Motivi della chiusura dello svincolo
La Prefettura di Napoli ha disposto la chiusura dello svincolo di uscita di Fuorigrotta della Tangenziale a partire dalle ore 21:30 di domani, sabato 30 agosto, fino a cessate esigenze. La decisione è stata presa durante la riunione del Comitato provinciale per l’Ordine e la Sicurezza Pubblica, con l’obiettivo di prevenire criticità nella viabilità in concomitanza con gli incontri casalinghi del Napoli.
La chiusura rientra nelle misure di sicurezza già adottate in passato in occasione delle gare di Serie A e ha lo scopo di garantire flussi regolari e sicuri per automobilisti, tifosi e residenti. La Prefettura ha coordinato l’intervento con le forze dell’ordine locali e con le autorità del Comune di Napoli.
Situazione attuale della viabilità a Fuorigrotta
Il quartiere di Fuorigrotta presenta già diverse criticità legate ai lavori in corso sulle strade principali, in particolare nella zona di Piazzale Tecchio. Recentemente il piano viabilità dell’area è stato aggiornato, prevedendo deviazioni e sensi unici temporanei.
Il punto su Napoli-Cagliari
Domani il Napoli affronterà il Cagliari in una sfida che richiama dolci ricordi ai tifosi azzurri, considerando che circa tre mesi fa i partenopei cucivano lo scudetto sulla propria maglia. Entrambe le squadre scenderanno in campo con formazioni abbastanza delineate.
Il Napoli dovrebbe schierarsi con un 4-1-4-1, con Meret tra i pali; linea difensiva composta da Di Lorenzo, Rrahmani, Juan Jesus e Olivera. Lobotka agirà davanti alla difesa, mentre Politano, De Bruyne, Anguissa e McTominay formeranno il centrocampo a quattro, a supporto di Lucca unica punta. Antonio Conte punterà su equilibrio e solidità, con un centrocampo muscolare in grado di recuperare palloni e far partire ripartenze veloci.

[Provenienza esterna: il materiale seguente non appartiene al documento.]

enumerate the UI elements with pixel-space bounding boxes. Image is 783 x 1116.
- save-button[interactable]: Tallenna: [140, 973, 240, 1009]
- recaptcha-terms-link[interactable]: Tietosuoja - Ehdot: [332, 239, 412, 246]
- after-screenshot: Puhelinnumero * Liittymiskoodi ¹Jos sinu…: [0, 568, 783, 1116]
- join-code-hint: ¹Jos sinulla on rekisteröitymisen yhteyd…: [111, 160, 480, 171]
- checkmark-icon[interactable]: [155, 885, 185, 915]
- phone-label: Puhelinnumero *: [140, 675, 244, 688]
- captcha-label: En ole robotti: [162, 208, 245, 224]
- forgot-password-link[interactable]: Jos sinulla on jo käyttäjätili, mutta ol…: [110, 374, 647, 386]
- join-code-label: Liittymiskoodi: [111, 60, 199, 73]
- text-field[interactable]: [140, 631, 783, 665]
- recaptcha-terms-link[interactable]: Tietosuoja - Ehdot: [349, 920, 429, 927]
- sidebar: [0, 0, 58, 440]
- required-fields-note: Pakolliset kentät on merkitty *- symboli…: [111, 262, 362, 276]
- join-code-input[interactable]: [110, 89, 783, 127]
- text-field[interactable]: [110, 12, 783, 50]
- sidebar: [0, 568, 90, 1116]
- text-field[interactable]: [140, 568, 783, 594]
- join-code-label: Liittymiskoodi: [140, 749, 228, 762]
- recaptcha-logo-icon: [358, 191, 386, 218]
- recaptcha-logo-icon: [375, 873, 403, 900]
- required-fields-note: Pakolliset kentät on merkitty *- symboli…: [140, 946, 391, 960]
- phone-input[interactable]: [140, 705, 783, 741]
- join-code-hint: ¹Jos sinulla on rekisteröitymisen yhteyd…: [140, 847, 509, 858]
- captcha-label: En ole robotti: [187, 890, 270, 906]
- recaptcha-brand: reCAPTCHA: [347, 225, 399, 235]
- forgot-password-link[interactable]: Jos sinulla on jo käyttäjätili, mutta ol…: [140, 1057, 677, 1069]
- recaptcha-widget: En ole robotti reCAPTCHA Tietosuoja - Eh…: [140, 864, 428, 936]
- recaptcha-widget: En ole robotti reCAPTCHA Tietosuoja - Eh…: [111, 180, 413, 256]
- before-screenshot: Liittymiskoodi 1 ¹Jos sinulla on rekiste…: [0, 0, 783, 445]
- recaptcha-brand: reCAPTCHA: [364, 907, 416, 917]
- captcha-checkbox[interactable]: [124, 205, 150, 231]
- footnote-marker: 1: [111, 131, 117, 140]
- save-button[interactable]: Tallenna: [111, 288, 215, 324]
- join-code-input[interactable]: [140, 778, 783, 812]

Il Cagliari, dal canto suo, opterà per un 4-3-2-1 con Caprile tra i pali; difesa a quattro formata da Zappa, Mina, Luperto e Obert. Adopo, Prati e Deiola comporranno il centrocampo a tre, mentre Folorunsho e S. Esposito agiranno dietro l’unica punta Borrelli. Il tecnico Pisacane dovrà puntare su compattezza e ripartenze, cercando di sfruttare le fasce e la mobilità dei suoi trequartisti.
Il confronto tattico sarà interessante: il Napoli dovrà gestire il possesso palla e cercare di creare superiorità numerica sulle fasce grazie alle avanzate di Politano e De Bruyne. McTominay e Anguissa avranno il compito di schermare la difesa e proteggere Lobotka, evitando le transizioni veloci del Cagliari.
Gli ospiti, invece, cercheranno di pressare alti e costringere gli azzurri a errori, sfruttando gli inserimenti di Folorunsho e S. Esposito. La partita si preannuncia combattuta soprattutto a centrocampo, con il Napoli favorito per qualità tecnica e profondità della rosa.
La chiave del match sarà la capacità del Napoli di equilibrare fase offensiva e difensiva, proteggendo la difesa dai contropiedi dei sardi e cercando spazi tra le linee avversarie. Il Cagliari dovrà essere bravo a contenere le geometrie partenopee e approfittare di eventuali disattenzioni sulle fasce.